Private L.A.
- First edition
- Author: James Patterson & Mark T. Sullivan
- Language: English
- Series: Jack Morgan Series
- Genre: Thriller novel
- Publisher: Little, Brown and Co.
- Publication date: February 10, 2014
- Publication place: United States
- Media type: Print (hardcover)
- Pages: 448 pp (first edition, hardcover)
- ISBN: 0-316-21112-5 (for first hardcover edition)
- Preceded by: Private: Number 1 Suspect
- Followed by: Private Down Under

= Private L.A. =

Private L.A. is the third book of the Jack Morgan series. The Goodreads website considers this the seventh book of the series, as four spin-off novels have been written about Private operations in other locations. This novel was written by James Patterson and Mark T. Sullivan. It appears more books in this series are to follow.

==Plot==
This book has several plots. Most directly involve Jack Morgan, the owner of Private, a private investigation company started by his father.

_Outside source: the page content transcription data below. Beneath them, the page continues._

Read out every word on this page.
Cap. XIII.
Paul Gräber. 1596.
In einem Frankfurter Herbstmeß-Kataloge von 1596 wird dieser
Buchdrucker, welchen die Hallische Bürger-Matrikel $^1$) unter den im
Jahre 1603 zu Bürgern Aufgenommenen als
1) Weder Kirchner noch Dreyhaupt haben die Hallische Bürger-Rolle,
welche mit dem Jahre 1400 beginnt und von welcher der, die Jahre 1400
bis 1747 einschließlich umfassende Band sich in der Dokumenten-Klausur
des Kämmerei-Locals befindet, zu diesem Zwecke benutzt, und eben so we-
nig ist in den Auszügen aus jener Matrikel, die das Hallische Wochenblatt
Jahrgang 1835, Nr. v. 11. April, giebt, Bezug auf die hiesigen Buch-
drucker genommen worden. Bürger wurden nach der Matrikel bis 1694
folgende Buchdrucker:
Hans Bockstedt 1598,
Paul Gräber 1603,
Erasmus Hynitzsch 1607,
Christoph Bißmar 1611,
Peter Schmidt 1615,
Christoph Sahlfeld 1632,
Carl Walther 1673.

One plot involves the disappearance of a Hollywood acting couple and their three adopted children. While investigating their disappearance, Justine Smith, Morgan's friend and employee, faces death in one situation. This experience changes her perception of herself and she has to sort her emotions out that result from this. Another plot involves the legal problems of Jack's brother Tommy. Tommy seeks to bring Jack down with himself and Jack has to find a way to steer clear of his brother's problems. Another plot involves Private in a case where a killer or group of killers, known as No Prisoners, is randomly targeting people in public places and killing them to extort money in exchange for ceasing the killings.

==Reviews==
This book received some acclaim. It appeared on the USA Today bestseller list for at least 13 weeks and was at one point the top book on this list. The Bookreporter website has a very favorable review of this book. The review says, "There is plenty to enjoy here, with no question that Patterson’s regular and occasional readers, as well as those reading his work for the first time, will be fully satisfied."